Koronavirüsle rağbet gören yüksek rakımlı yaylalarda, yaz turizmi ile birlikte nüfus hareketliliği daha da arttı. Serin iklimi, geleneksel şenlikleri ile yerli ve yabancı turistlerin tercih ettiği Doğu Karadeniz'deki yaylalar, zaman zaman gelişigüzel atılan çöpler ile doluyor. Bu çöpler, ormanlarda ve ulaştığı denizde kirliliğe yol açıyor. Çevre kirliği aynı zamanda doğal yaşamı tehdit ediyor.
DHA'da yer alan habere göre; Doğal ve Tarihi Değerleri Koruma Derneği Başkanı Doç. Dr. Coşkun Erüz, yaylalarda artan kirliliğin denize kadar ulaştığını belirterek, "Pandemi sonrası yaylalarda kaçak yapılaşma ve gelişim var. Bu çarpıklık, doğayı bozuyor. İkinci görünmeyen ve hızla büyüyen sorun ise çöp. Göç hareketi çoğalan yaylalarda üretilen çöpleri şehirlere taşıyıp, bertaraf etmeleri gerekirken halk, bu çöpleri sağa sola atmaya başladı. Şu anda 'çöp olmayan, temiz' diyebileceğimiz bir yer, neredeyse yok denecek kadar az.
Bu çöpü ne yazık yaylada yaşayanlar, günübirlik ziyaretçiler atıyor. Ne yazık ki ülkemizi ziyarete gelen yabancı turistler de aynı mantıkla yiyip, içip yaylada çöpünü atıp, geri dönüyor. Dolayısıyla şu anda Trabzon başta olmak üzere tüm yaylalarda çok ciddi bir boyutta plastik ağırlıklı olmak üzere atık kirliliği var.

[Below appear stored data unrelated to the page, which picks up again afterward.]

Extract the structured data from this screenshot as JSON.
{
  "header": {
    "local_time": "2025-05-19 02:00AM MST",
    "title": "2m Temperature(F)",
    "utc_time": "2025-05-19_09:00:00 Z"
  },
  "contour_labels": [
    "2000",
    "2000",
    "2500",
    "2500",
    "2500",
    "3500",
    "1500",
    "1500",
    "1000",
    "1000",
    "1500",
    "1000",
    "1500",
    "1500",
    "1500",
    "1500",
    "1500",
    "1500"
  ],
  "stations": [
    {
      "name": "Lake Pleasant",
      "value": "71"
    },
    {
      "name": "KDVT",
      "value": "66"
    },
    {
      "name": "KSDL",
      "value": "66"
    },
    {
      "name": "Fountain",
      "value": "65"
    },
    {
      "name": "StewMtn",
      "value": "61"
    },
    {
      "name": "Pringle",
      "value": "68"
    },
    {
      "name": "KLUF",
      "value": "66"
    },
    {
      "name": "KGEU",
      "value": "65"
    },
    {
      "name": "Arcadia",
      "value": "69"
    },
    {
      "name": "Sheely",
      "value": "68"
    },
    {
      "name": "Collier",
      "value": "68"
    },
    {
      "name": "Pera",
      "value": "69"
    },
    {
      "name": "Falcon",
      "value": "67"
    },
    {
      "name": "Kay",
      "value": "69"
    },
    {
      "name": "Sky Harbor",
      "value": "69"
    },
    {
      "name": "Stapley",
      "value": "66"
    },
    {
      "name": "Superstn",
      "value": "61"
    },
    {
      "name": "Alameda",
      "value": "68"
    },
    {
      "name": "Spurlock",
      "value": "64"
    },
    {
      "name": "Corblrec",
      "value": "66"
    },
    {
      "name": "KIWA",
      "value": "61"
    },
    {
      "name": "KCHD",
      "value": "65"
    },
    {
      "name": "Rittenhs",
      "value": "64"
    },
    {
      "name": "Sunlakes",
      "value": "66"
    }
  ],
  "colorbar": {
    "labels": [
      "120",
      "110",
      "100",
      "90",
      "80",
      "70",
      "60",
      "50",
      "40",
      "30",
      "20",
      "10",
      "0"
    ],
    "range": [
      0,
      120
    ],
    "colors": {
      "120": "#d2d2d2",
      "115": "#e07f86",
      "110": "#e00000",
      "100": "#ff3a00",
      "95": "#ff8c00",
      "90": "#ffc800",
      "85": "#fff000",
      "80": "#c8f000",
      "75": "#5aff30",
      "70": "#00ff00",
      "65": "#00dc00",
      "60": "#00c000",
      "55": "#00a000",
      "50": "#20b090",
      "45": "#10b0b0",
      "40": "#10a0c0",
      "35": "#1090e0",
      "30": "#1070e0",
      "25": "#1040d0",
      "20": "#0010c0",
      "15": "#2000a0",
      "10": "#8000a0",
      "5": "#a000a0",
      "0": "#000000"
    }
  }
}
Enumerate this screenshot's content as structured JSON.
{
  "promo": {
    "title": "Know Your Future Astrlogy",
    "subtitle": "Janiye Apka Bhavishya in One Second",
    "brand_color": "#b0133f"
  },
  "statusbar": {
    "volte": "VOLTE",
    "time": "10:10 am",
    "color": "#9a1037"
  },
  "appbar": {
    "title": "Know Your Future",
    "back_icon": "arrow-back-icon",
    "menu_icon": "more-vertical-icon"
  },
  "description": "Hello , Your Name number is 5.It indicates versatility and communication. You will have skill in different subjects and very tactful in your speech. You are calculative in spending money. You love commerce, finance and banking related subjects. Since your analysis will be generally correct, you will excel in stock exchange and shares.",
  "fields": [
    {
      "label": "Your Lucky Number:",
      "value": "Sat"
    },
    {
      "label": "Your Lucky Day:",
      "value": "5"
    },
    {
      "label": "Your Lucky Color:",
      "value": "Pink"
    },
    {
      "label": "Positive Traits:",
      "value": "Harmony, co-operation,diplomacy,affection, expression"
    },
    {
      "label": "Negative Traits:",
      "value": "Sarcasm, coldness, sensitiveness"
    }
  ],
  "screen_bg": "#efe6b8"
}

O atıklar yaylada kalmıyor. Rüzgar ve yağmur yardımıyla bir şekilde akışa geçiyor. Şu anda bütün akarsu havzaları çöple dolu. Yetmiyor; denize ulaşıyor, kıyılara gittiğinizde bütün plajlar çöple dolu." dedi.
Çöp miktarının çok ciddi oranda arttığını aktaran Doç. Dr. Erüz, "Oransal olarak baktığımızda; Trabzon ve Rize çevresinde 2010 yılından beri atıklar toplanıyor. Yerleşim alanlarının olduğu yerlerde sorunun yüzde 80'i çözülmüş. Kırsal alanlardaki çöp sorunu, son 10 yılda en az yüzde 80 arttı. Bu çöpler de zamana bağlı olarak yayıldığı için kontrol altına alınamıyor. Yayılan çöpü toplamanız ve bertaraf etmeniz imkansızlığa doğru gidiyor. Nihayetinde çöpler, Karadeniz'e dökülüyor. Karadeniz'de dökülen atık miktarı çok ciddi miktarda ulaştı. Bunlar da plastik ağırlıklı atıklar." dedi.